The bills before the Senate are intended to close the loopholes in the patent system. For example, S. 150, or the Affordable Prescriptions for Patient Act, cracks down on patent crops and product hopping. The legislation authorizes the Federal Trade Commission to enforce and impose restrictions on patent litigation involving prescription drugs.

In this context, the bill provides that product hopping has occurred when a pharmaceutical manufacturer, after receiving notice that the FDA is processing an application to market a competing generic or biosimilar, takes certain actions, such as withdrawing it from the market of the branded drug and the selling of a drug. follow-up product.

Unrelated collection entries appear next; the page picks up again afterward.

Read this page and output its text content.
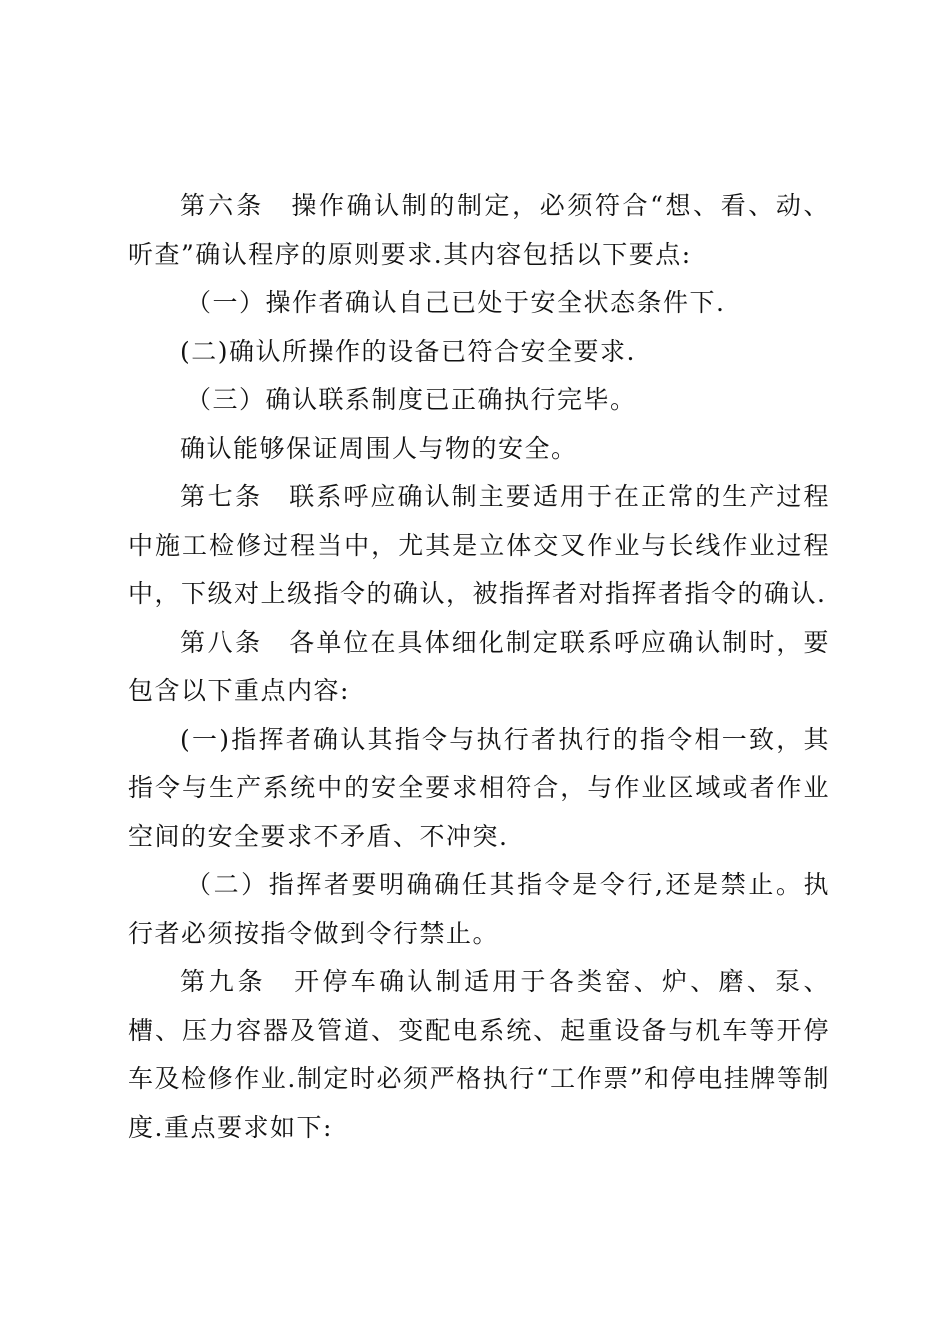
第六条 操作确认制的制定，必须符合“想、看、动、听查”确认程序的原则要求.其内容包括以下要点:

（一）操作者确认自己已处于安全状态条件下.

(二)确认所操作的设备已符合安全要求.

（三）确认联系制度已正确执行完毕。

确认能够保证周围人与物的安全。

第七条 联系呼应确认制主要适用于在正常的生产过程中施工检修过程当中，尤其是立体交叉作业与长线作业过程中，下级对上级指令的确认，被指挥者对指挥者指令的确认.

第八条 各单位在具体细化制定联系呼应确认制时，要包含以下重点内容:

(一)指挥者确认其指令与执行者执行的指令相一致，其指令与生产系统中的安全要求相符合，与作业区域或者作业空间的安全要求不矛盾、不冲突.

（二）指挥者要明确确任其指令是令行,还是禁止。执行者必须按指令做到令行禁止。

第九条 开停车确认制适用于各类窑、炉、磨、泵、槽、压力容器及管道、变配电系统、起重设备与机车等开停车及检修作业.制定时必须严格执行“工作票”和停电挂牌等制度.重点要求如下:
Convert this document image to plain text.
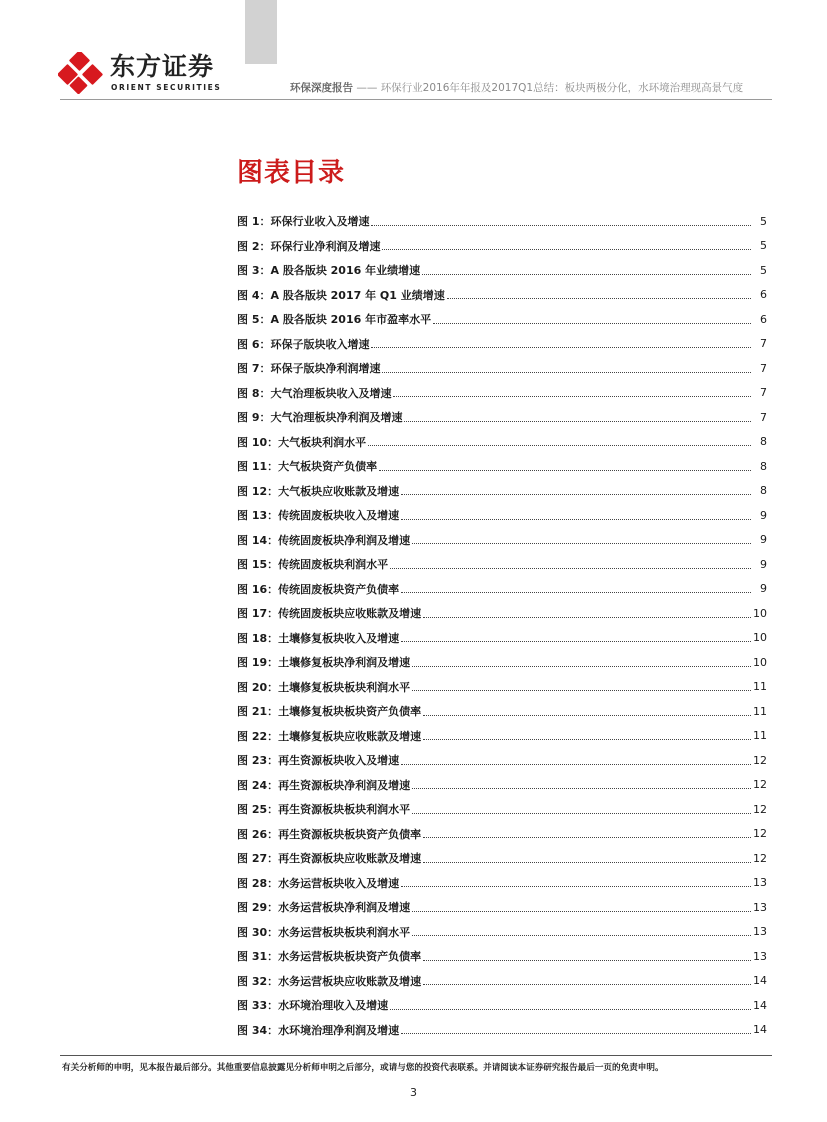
东方证券
ORIENT SECURITIES	环保深度报告 —— 环保行业2016年年报及2017Q1总结：板块两极分化，水环境治理现高景气度
图表目录
图 1：环保行业收入及增速	5
图 2：环保行业净利润及增速	5
图 3：A 股各版块 2016 年业绩增速	5
图 4：A 股各版块 2017 年 Q1 业绩增速	6
图 5：A 股各版块 2016 年市盈率水平	6
图 6：环保子版块收入增速	7
图 7：环保子版块净利润增速	7
图 8：大气治理板块收入及增速	7
图 9：大气治理板块净利润及增速	7
图 10：大气板块利润水平	8
图 11：大气板块资产负债率	8
图 12：大气板块应收账款及增速	8
图 13：传统固废板块收入及增速	9
图 14：传统固废板块净利润及增速	9
图 15：传统固废板块利润水平	9
图 16：传统固废板块资产负债率	9
图 17：传统固废板块应收账款及增速	10
图 18：土壤修复板块收入及增速	10
图 19：土壤修复板块净利润及增速	10
图 20：土壤修复板块板块利润水平	11
图 21：土壤修复板块板块资产负债率	11
图 22：土壤修复板块应收账款及增速	11
图 23：再生资源板块收入及增速	12
图 24：再生资源板块净利润及增速	12
图 25：再生资源板块板块利润水平	12
图 26：再生资源板块板块资产负债率	12
图 27：再生资源板块应收账款及增速	12
图 28：水务运营板块收入及增速	13
图 29：水务运营板块净利润及增速	13
图 30：水务运营板块板块利润水平	13
图 31：水务运营板块板块资产负债率	13
图 32：水务运营板块应收账款及增速	14
图 33：水环境治理收入及增速	14
图 34：水环境治理净利润及增速	14
有关分析师的申明，见本报告最后部分。其他重要信息披露见分析师申明之后部分，或请与您的投资代表联系。并请阅读本证券研究报告最后一页的免责申明。
3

A drug manufacturer can of course rebut these presumptions by demonstrating that its conduct was not intended to restrict competition.

The S.150 law also aims to limit the number of patents that a manufacturer of original biological products can claim in a patent infringement lawsuit against a company that wants to sell a biosimilar version. But S.150 has been stuck in the Senate for more than 15 months, according to Axios.

There is also a bill that aims to do that improve information sharing between the FDA and the U.S. Patent and Trademark Office: S.79, or the Interagency Patent Coordination and Improvement Act. Here, lawmakers want the PTO to help the FDA ensure that “irrelevant patents” are never listed. Orange Book, which lists all approved drugs with therapeutic equivalence evaluations. The Orange Book contains all related patent and exclusivity information. With the introduction of S.79, lawmakers appear to want to systematize patent reform and interagency information sharing in the future. But this proposal is also in limbo, as it was also introduced more than fifteen months ago.

Parallel to what Congress is proposing, the FTC is directly challenging drugmakers on what it thinks it is incorrectly cited patents in the Orange Book, regarding twenty branded medicines, including the diabetes and slimming medication Ozempic. The FTC sent warning letters to ten drug manufacturers in late April. Companies that received such letters had until a few days ago to respond by revoking or updating their patent lists, or by declaring that they are legitimate. It has not been publicly announced whether or how the companies decided to respond.

In short, as bipartisan efforts to legislate or otherwise effect pharmaceutical patent reform continue to intensify, it is not yet clear if or when material changes will be implemented.